Finesse is a style. Like in tennis, you have finesse players and power players. Same equipment for the most part, just different styles of play. Finesse players will stroke the ball differently, often play full court whereas power players tend to stay at the base line and power the ball over the net. Stefan Edberg, John McEnroe were finesse, someone like Andre Agassi was power. Although both did all styles, these were their primary styles (IMHO).
That said, when I finesse fish, I tend toward lighter gear, softer presentation. I won't normally use my MH baitcasting setup for finessing, though I can.
I finesse fish 99% of the time with both spinning and baitcasting gear.
For baits, Senkos (sometimes knockoffs, but Yammies work best for me), Zoom Finesse worms, and sometimes when the bite is really tough I'll throw wacky rigged Zoom tiny flukes in watermelon red flake. That'll net me a lot of smaller fish, but I've caught some beasties, too. I'll rig Wacky, weighted wacky, Texas weightless and Texas weighted.
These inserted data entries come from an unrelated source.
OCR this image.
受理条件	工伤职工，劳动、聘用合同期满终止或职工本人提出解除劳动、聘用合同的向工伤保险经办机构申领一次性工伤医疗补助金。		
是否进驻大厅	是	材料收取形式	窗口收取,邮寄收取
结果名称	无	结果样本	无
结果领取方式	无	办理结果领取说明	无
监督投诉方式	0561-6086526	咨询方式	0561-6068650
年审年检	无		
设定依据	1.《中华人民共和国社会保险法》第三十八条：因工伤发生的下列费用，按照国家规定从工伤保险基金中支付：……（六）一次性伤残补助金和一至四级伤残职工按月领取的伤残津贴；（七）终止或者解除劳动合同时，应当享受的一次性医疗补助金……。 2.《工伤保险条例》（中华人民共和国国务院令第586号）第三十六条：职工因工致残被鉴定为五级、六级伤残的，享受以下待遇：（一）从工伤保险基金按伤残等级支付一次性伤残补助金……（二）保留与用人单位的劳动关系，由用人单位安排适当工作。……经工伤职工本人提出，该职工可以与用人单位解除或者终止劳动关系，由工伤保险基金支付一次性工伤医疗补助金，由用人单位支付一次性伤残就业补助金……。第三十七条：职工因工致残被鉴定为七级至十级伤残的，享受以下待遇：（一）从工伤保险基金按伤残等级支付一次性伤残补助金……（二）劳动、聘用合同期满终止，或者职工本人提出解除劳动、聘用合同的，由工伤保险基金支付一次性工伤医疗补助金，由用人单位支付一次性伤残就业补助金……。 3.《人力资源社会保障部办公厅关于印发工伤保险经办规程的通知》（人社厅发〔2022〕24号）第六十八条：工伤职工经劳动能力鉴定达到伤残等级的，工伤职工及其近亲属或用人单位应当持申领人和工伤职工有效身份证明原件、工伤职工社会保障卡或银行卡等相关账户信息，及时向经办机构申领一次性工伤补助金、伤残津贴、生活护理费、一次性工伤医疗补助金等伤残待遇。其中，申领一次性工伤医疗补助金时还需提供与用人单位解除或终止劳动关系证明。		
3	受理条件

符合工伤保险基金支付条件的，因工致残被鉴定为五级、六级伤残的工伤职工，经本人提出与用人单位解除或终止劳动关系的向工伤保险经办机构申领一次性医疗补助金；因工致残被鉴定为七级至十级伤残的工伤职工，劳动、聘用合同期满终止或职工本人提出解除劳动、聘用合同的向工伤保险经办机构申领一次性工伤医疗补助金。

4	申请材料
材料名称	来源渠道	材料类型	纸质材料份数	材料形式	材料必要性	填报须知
If I'm throwing lures I'll tend toward lighter lures, not fist-sized cranks or such. But again, you can finesse those.
Hooks: Gamakatsu Finesse Wide Gap #4, #2, #1. I caught my PB 7.5 lber on a size 1 or 2 in thick weeds. These pups don't bend or break. Caught 5+ lbers on the #4 size. These hooks rock.
For gear: Primarily Shimano Stradics 1000FI, 10lb braid mainline, leaders mono, copoly, fluoro from 6-15 lb test. Shimano Compre rods, Medium power, X-fast action, shorter (5'9", and 6'3").
Line brand: I use Power Pro yellow, and mostly P-Line Floroclear mist green leaders. Brand is really up to you and what you like. Opinions are all over the place, but the bottom line is use what you like and feel comfortable with.